Somewhat -- if only slightly -- more seriously, however, that's pretty much what Apple Insider says Morgan Stanley analyst Katy Huberty's studies are showing, with fully 46% turning their nose up at the current price point. She claims that sales of the iPhone 3G were half as strong in September and October when compared to July and September, and suggests:
To spike sales, Huberty suggests that Apple should take a cue from recent rumors and halve the price to $100, which she believes could at least double iPhone sales numbers. Apple's prized profit margins likely wouldn't be an issue, she claims, as the company only needs to reduce the cost of manufacturing and selling an iPhone by 17 percent to achieve the intended effect.

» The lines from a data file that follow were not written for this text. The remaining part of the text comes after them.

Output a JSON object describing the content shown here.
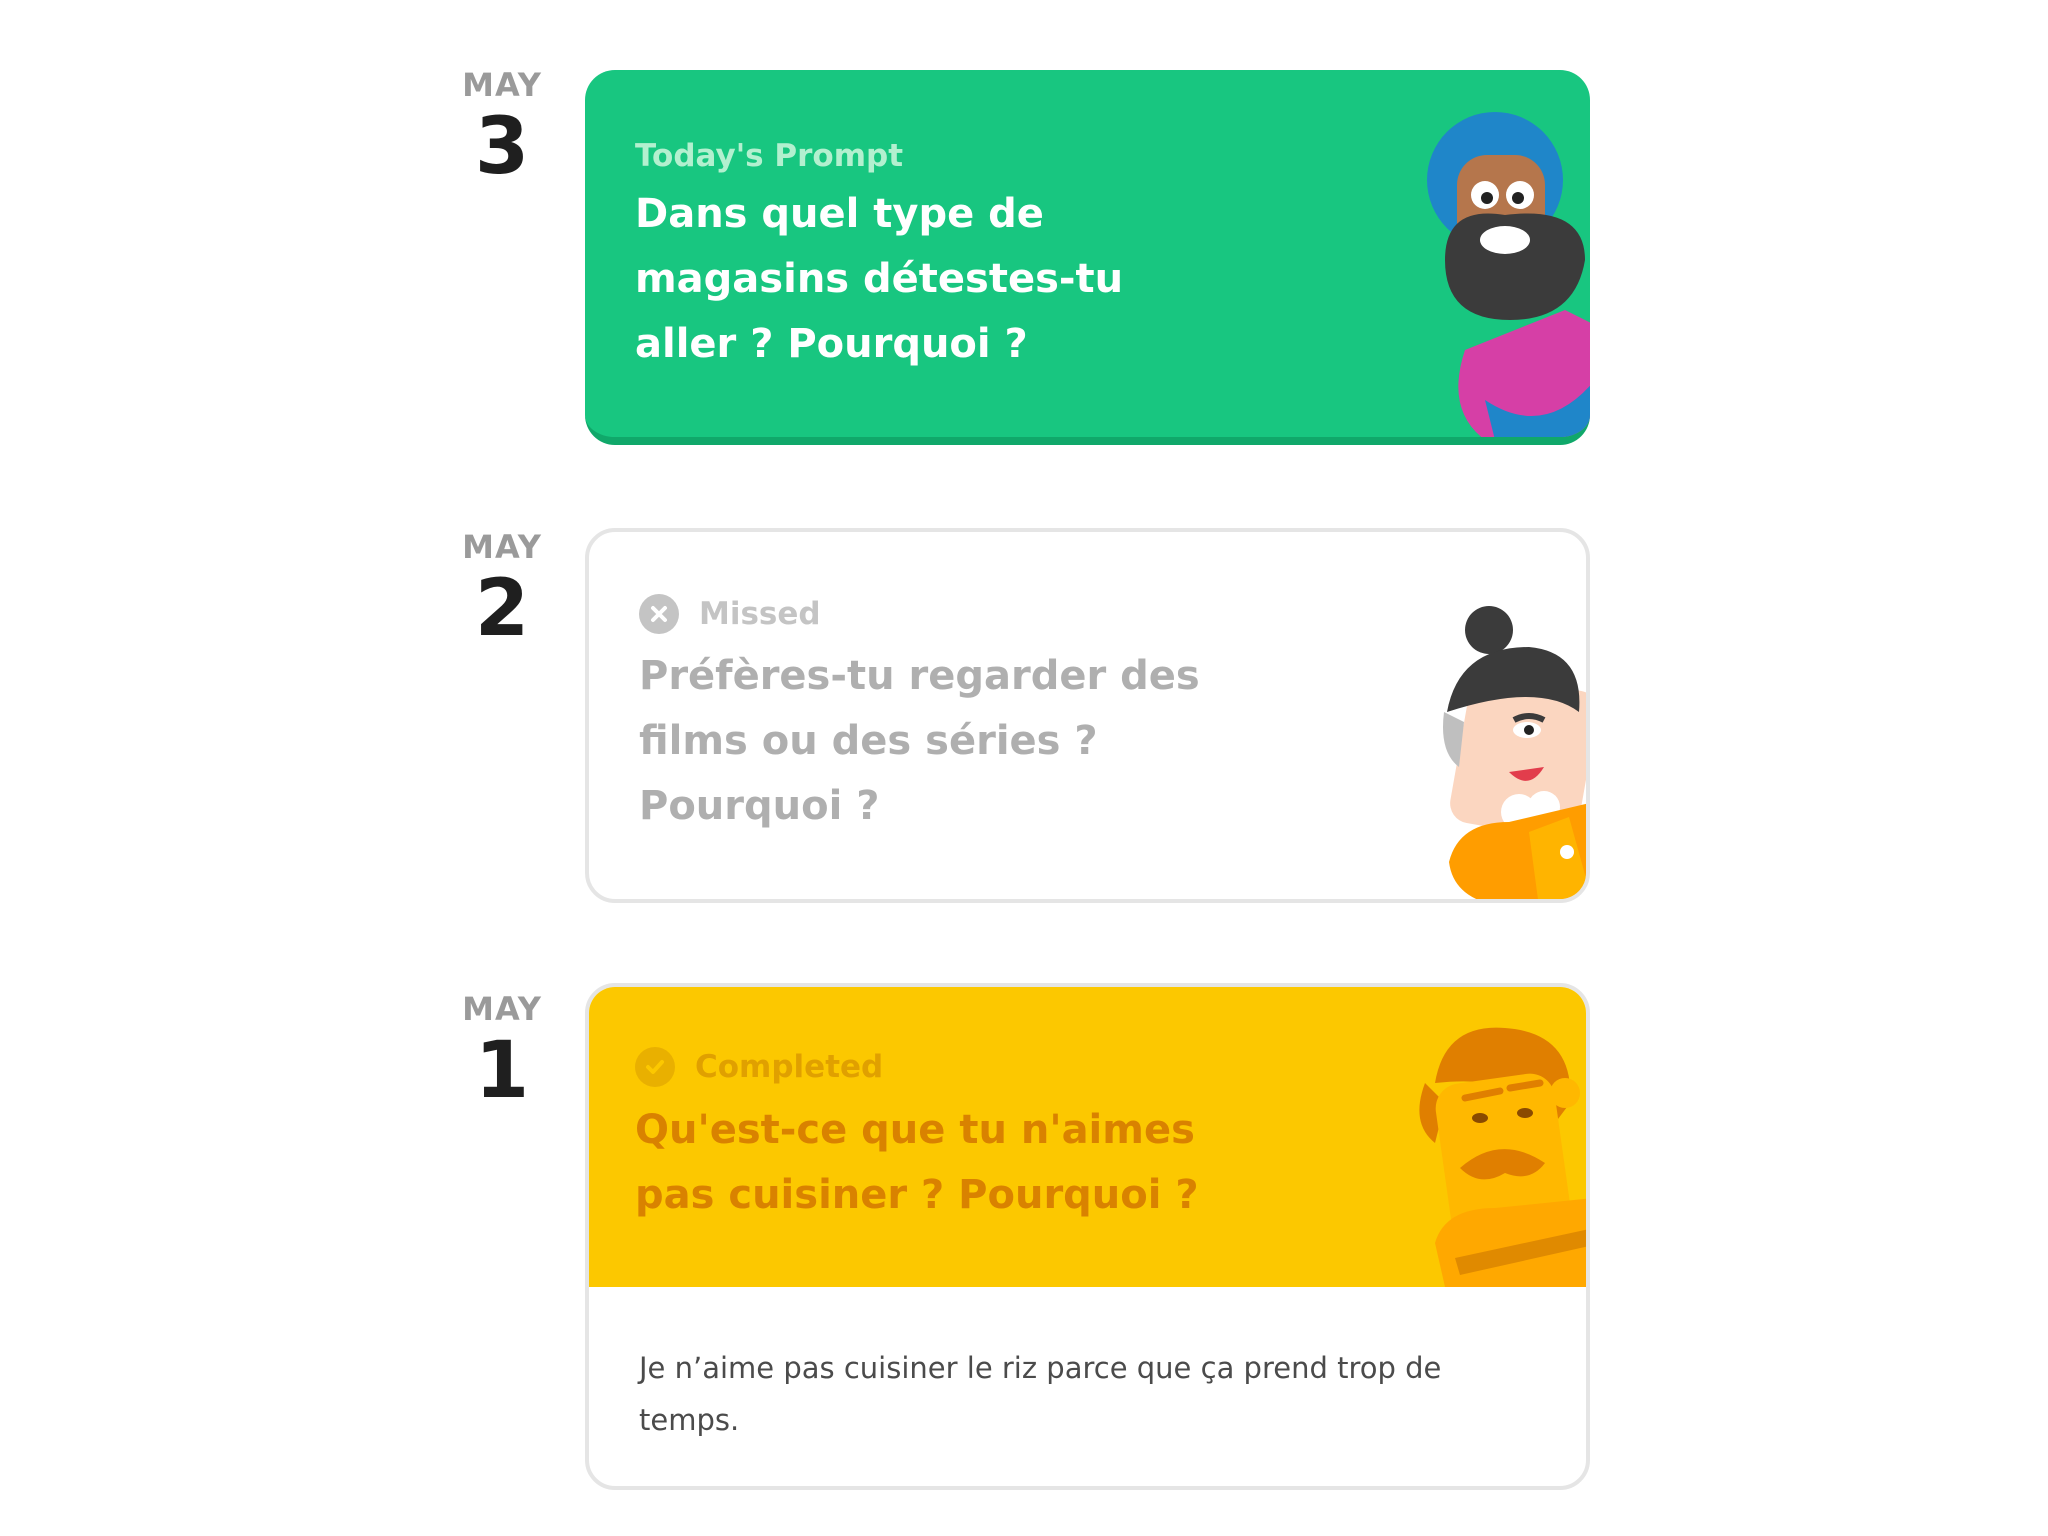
{
  "entries": [
    {
      "month": "MAY",
      "day": "3",
      "status": "Today's Prompt",
      "prompt": "Dans quel type de magasins détestes-tu aller ? Pourquoi ?",
      "character_icon": "turban-man-icon",
      "color": "#18c680"
    },
    {
      "month": "MAY",
      "day": "2",
      "status": "Missed",
      "prompt": "Préfères-tu regarder des films ou des séries ? Pourquoi ?",
      "character_icon": "bun-lady-icon",
      "status_icon": "x-circle-icon"
    },
    {
      "month": "MAY",
      "day": "1",
      "status": "Completed",
      "prompt": "Qu'est-ce que tu n'aimes pas cuisiner ? Pourquoi ?",
      "character_icon": "mustache-man-icon",
      "status_icon": "check-circle-icon",
      "answer": "Je n’aime pas cuisiner le riz parce que ça prend trop de temps.",
      "color": "#fcc800"
    }
  ]
}
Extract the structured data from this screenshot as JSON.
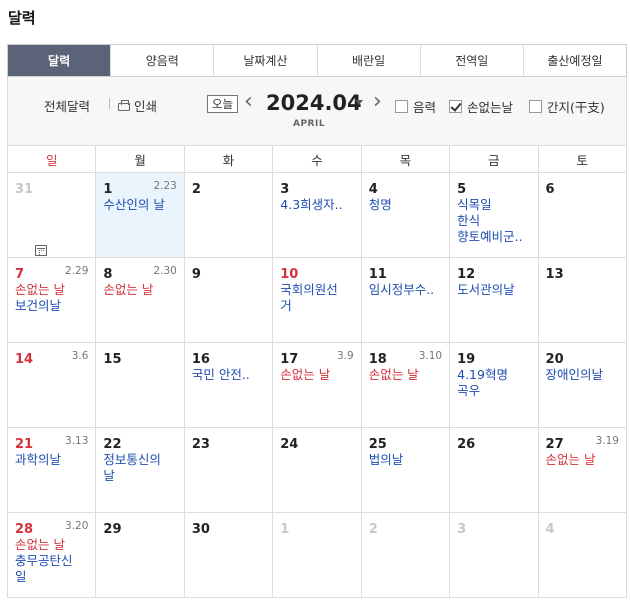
{
  "page": {
    "title": "달력"
  },
  "tabs": [
    {
      "label": "달력",
      "active": true
    },
    {
      "label": "양음력"
    },
    {
      "label": "날짜계산"
    },
    {
      "label": "배란일"
    },
    {
      "label": "전역일"
    },
    {
      "label": "출산예정일"
    }
  ],
  "toolbar": {
    "full_calendar_label": "전체달력",
    "print_label": "인쇄",
    "today_label": "오늘",
    "month_label": "2024.04",
    "month_sub": "APRIL",
    "lunar_label": "음력",
    "lunar_checked": false,
    "sonless_label": "손없는날",
    "sonless_checked": true,
    "ganji_label": "간지(干支)",
    "ganji_checked": false
  },
  "weekdays": [
    "일",
    "월",
    "화",
    "수",
    "목",
    "금",
    "토"
  ],
  "weeks": [
    [
      {
        "day": "31",
        "muted": true
      },
      {
        "day": "1",
        "lunar": "2.23",
        "today": true,
        "events": [
          {
            "text": "수산인의 날"
          }
        ]
      },
      {
        "day": "2"
      },
      {
        "day": "3",
        "events": [
          {
            "text": "4.3희생자.."
          }
        ]
      },
      {
        "day": "4",
        "events": [
          {
            "text": "청명"
          }
        ]
      },
      {
        "day": "5",
        "events": [
          {
            "text": "식목일"
          },
          {
            "text": "한식"
          },
          {
            "text": "향토예비군.."
          }
        ]
      },
      {
        "day": "6"
      }
    ],
    [
      {
        "day": "7",
        "red": true,
        "lunar": "2.29",
        "events": [
          {
            "text": "손없는 날",
            "red": true
          },
          {
            "text": "보건의날"
          }
        ]
      },
      {
        "day": "8",
        "lunar": "2.30",
        "events": [
          {
            "text": "손없는 날",
            "red": true
          }
        ]
      },
      {
        "day": "9"
      },
      {
        "day": "10",
        "red": true,
        "events": [
          {
            "text": "국회의원선\n거"
          }
        ]
      },
      {
        "day": "11",
        "events": [
          {
            "text": "임시정부수.."
          }
        ]
      },
      {
        "day": "12",
        "events": [
          {
            "text": "도서관의날"
          }
        ]
      },
      {
        "day": "13"
      }
    ],
    [
      {
        "day": "14",
        "red": true,
        "lunar": "3.6"
      },
      {
        "day": "15"
      },
      {
        "day": "16",
        "events": [
          {
            "text": "국민 안전.."
          }
        ]
      },
      {
        "day": "17",
        "lunar": "3.9",
        "events": [
          {
            "text": "손없는 날",
            "red": true
          }
        ]
      },
      {
        "day": "18",
        "lunar": "3.10",
        "events": [
          {
            "text": "손없는 날",
            "red": true
          }
        ]
      },
      {
        "day": "19",
        "events": [
          {
            "text": "4.19혁명\n곡우"
          }
        ]
      },
      {
        "day": "20",
        "events": [
          {
            "text": "장애인의날"
          }
        ]
      }
    ],
    [
      {
        "day": "21",
        "red": true,
        "lunar": "3.13",
        "events": [
          {
            "text": "과학의날"
          }
        ]
      },
      {
        "day": "22",
        "events": [
          {
            "text": "정보통신의\n날"
          }
        ]
      },
      {
        "day": "23"
      },
      {
        "day": "24"
      },
      {
        "day": "25",
        "events": [
          {
            "text": "법의날"
          }
        ]
      },
      {
        "day": "26"
      },
      {
        "day": "27",
        "lunar": "3.19",
        "events": [
          {
            "text": "손없는 날",
            "red": true
          }
        ]
      }
    ],
    [
      {
        "day": "28",
        "red": true,
        "lunar": "3.20",
        "events": [
          {
            "text": "손없는 날",
            "red": true
          },
          {
            "text": "충무공탄신\n일"
          }
        ]
      },
      {
        "day": "29"
      },
      {
        "day": "30"
      },
      {
        "day": "1",
        "muted": true
      },
      {
        "day": "2",
        "muted": true
      },
      {
        "day": "3",
        "muted": true
      },
      {
        "day": "4",
        "muted": true
      }
    ]
  ]
}
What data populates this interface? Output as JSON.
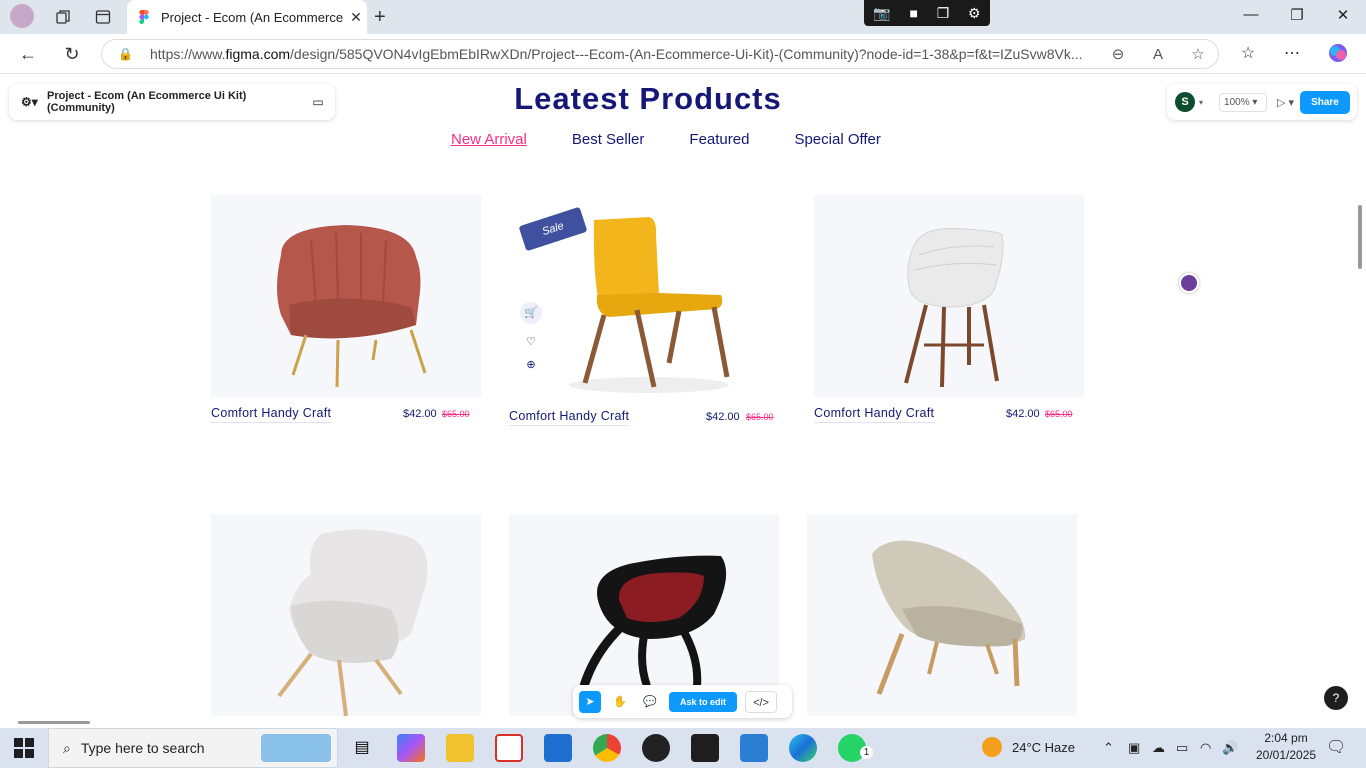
{
  "browser": {
    "tab_title": "Project - Ecom (An Ecommerce Ui",
    "url_prefix": "https://www.",
    "url_domain": "figma.com",
    "url_rest": "/design/585QVON4vIgEbmEbIRwXDn/Project---Ecom-(An-Ecommerce-Ui-Kit)-(Community)?node-id=1-38&p=f&t=IZuSvw8Vk..."
  },
  "figma": {
    "project_title": "Project - Ecom (An Ecommerce Ui Kit) (Community)",
    "avatar_letter": "S",
    "zoom": "100%",
    "share_label": "Share",
    "ask_label": "Ask to edit",
    "help_label": "?"
  },
  "page": {
    "heading": "Leatest Products",
    "filters": [
      "New Arrival",
      "Best Seller",
      "Featured",
      "Special Offer"
    ],
    "active_filter": "New Arrival",
    "sale_badge": "Sale",
    "products": [
      {
        "name": "Comfort Handy Craft",
        "price": "$42.00",
        "old_price": "$65.00",
        "chair": "pink-armchair"
      },
      {
        "name": "Comfort Handy Craft",
        "price": "$42.00",
        "old_price": "$65.00",
        "chair": "yellow-chair"
      },
      {
        "name": "Comfort Handy Craft",
        "price": "$42.00",
        "old_price": "$65.00",
        "chair": "white-chair"
      },
      {
        "chair": "grey-wingback-chair"
      },
      {
        "chair": "black-red-chair"
      },
      {
        "chair": "beige-lounge-chair"
      }
    ]
  },
  "taskbar": {
    "search_placeholder": "Type here to search",
    "weather": "24°C  Haze",
    "time": "2:04 pm",
    "date": "20/01/2025",
    "whatsapp_badge": "1"
  },
  "colors": {
    "navy": "#151875",
    "pink": "#fb2e86",
    "figma_blue": "#0d99ff",
    "sale_blue": "#3f509e"
  }
}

In addition to the launch buzz, pent up demand due to lack of iPhone 2G supplies prior to 3G launch, Kaufman analyst Shaw Wu points out that gift cards for the iPhone may cloud holiday numbers, with revenue from those sales not being counted until the iPhones are actually picked up and activated later.
Of course, everyone loves free stuff. However, few people would want to work for free or give away what they make without recompense, but who ever said the intertubes (and analysts) have to be self-consistent? So the question remains, is the $199 iPhone still too expensive? If so, what price should it be?